For a person who doesn’t work in the financial industry, I write a lot of trading-related code. I also like automation. Despite all that, I still don’t automate my trading 100%. My trades are manual, but I do use a few fancy tricks possible on Interactive Brokers.
There are two factors that define how I place orders: time and order type. The time dimension is extremely important to me – I’d like to spent as little time as possible in front of TWS. More importantly, since I am working full-time elsewhere, often I cannot show up at the precise time when I want to trade (often that’s 3:55-4pm EST, when the stock market closes). Fortunately, IB has the conditional orders, and time is one of the possible conditions:
The above screenshot shows how to add a time condition to execute the order only after 15:55 EST. For more details see TWS’s documentation.
Setting the time component is pretty much sufficient if trading highly liquid instruments. Set the order type to market and I am done.
For less liquid assets, I usually exploit the SNAP to MID order type.

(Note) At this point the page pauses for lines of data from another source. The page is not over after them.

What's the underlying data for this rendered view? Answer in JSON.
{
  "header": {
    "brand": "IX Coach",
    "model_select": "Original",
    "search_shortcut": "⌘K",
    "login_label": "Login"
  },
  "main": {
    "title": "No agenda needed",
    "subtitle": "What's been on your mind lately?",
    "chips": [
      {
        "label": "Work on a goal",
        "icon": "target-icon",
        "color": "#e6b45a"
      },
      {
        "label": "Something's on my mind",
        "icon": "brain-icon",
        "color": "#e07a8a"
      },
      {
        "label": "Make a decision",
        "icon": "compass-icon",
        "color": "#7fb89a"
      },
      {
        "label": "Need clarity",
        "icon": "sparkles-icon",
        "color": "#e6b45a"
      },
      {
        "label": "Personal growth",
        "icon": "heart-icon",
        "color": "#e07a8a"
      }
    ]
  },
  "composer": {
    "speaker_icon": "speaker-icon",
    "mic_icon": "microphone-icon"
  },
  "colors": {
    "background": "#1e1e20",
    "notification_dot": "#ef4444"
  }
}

These are amazing – they are pretty much what I would have done manually using TWS. I’d look at the bid and the ask, and kind of mentally determine the middle point. Then, I will put a limit order using either the middle point directly, or subtracting (adding) some amount to it. That’s exactly what the SNAP to MID implements, and, when combined with a conditional I can simulate the trading as I want it, without being present.